The Southampton University research identified several terms: ’emotional health and wellbeing’, ’emotional literacy’, ’emotional and social competence’ and ’emotional intelligence’. The difference in language derives in part from differences in approach. The DfES take is on cutting truancy and reducing exclusions. The Healthy Schools’ angle is based on social inclusion – raising the achievement of hard-to-reach groups. The educational psychologists focus on literacy and numeracy standards. Ruth Heatherley, one of the HDA’s national advisers on the NHSS, agrees the terminology is confusing. ‘But the idea is the same – it’s to work with children to help them manage their feelings and become more aware.’

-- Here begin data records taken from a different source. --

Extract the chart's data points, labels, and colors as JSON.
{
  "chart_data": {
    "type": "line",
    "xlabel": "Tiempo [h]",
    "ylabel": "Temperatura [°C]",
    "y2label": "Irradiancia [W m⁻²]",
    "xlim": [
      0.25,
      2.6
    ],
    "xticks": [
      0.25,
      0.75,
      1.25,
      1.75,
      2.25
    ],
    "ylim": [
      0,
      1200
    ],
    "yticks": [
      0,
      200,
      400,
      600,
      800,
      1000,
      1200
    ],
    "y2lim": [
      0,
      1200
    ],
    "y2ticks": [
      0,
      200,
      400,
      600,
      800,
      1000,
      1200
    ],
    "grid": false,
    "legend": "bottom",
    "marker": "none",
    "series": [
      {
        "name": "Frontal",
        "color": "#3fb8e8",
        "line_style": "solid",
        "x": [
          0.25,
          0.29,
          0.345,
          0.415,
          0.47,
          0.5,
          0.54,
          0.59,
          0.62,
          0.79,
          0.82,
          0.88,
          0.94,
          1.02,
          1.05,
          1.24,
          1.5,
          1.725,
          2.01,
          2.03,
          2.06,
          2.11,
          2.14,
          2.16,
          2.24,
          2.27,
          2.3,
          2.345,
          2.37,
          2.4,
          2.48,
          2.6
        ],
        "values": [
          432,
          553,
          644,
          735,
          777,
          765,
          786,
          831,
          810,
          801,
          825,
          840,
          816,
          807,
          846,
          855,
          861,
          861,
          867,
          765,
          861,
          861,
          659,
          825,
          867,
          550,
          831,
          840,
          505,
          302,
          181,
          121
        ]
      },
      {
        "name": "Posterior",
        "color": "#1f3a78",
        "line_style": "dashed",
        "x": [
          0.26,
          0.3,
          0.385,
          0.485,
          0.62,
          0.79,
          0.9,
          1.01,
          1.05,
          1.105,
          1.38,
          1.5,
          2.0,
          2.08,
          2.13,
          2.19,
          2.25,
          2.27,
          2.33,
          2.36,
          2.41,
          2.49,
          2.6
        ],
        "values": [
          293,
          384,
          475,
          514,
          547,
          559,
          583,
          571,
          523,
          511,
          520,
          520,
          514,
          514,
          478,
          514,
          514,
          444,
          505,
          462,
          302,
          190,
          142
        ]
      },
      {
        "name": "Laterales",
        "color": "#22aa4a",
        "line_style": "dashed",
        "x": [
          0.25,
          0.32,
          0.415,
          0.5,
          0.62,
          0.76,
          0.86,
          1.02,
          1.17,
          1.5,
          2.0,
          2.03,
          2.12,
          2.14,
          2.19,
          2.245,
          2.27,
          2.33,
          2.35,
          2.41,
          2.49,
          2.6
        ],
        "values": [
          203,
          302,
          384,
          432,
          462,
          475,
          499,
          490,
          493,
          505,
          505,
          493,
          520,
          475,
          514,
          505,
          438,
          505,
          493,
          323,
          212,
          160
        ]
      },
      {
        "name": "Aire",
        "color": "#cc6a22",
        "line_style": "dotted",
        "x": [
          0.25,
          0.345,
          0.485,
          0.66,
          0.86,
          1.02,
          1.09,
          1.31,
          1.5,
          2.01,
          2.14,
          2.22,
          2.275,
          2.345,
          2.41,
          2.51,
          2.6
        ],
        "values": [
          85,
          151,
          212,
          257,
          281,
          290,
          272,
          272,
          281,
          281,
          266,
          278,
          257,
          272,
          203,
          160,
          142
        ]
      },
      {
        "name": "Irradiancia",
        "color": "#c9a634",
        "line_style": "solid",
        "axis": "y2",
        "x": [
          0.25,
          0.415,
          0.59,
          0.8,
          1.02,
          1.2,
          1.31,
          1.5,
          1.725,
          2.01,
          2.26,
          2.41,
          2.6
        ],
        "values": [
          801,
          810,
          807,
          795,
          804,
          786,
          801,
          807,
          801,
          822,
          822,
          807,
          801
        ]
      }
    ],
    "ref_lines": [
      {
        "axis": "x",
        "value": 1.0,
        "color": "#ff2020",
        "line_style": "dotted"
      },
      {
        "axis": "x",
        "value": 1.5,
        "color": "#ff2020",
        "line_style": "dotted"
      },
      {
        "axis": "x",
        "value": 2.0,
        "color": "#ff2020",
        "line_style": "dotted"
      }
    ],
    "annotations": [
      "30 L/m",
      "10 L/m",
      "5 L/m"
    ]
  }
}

While the language and approach may differ slightly, the programmes emerging share some common themes. They all involve the whole school – staff, pupils and parents, as well as the other professionals attached to schools – and aim to cater for all pupils (as well as those with particular needs). Whatever programme is chosen, it’s important to get it right, adds James Park, director of Antidote, an organisation which campaigns for emotional literacy. ‘Schools need a good deal of support,’ he says. ‘Circle time [where children are encouraged to speak about their feelings and respect other’s emotions] can be a wonderful way for young people to learn. It can also be a way of naming and shaming and persecuting individuals. It all depends on the skills teachers are able to bring.’
Family links nurturing programme
A number of voluntary sector initiatives promote emotional literacy, including the Family Links Nurturing Programme. This has been run in three hundred UK primary schools- reaching 50,000 pupils . It was set up in 1992 by former Health Visitor Annette Mountford. Teachers are trained to deliver a structured, 10-week course to promote children’s emotional health.
‘It fits in beautifully with the citizenship and PHSE curriculum,’ she says ‘The programme becomes the basis for the whole school’s behavioural programme.’ Once the teachers are trained, they introduce weekly activities such as circle time, with empathy, respect and taking responsibility for individual choices all figuring large.
Parental involvement is also crucial. ‘All parents are invited to join a parents’ group – so it’s not just those who are struggling and end up getting labelled lousy parents. They provide a support system and, for my money, they really reinvent the good old village communities, by providing the kind of respectful groups where people can be honest.’
Describing it as ‘good preventive work’, Mountford adds: ‘everybody needs to have good emotional health. This is not just for those who are struggling, it’s for those who are doing well too.’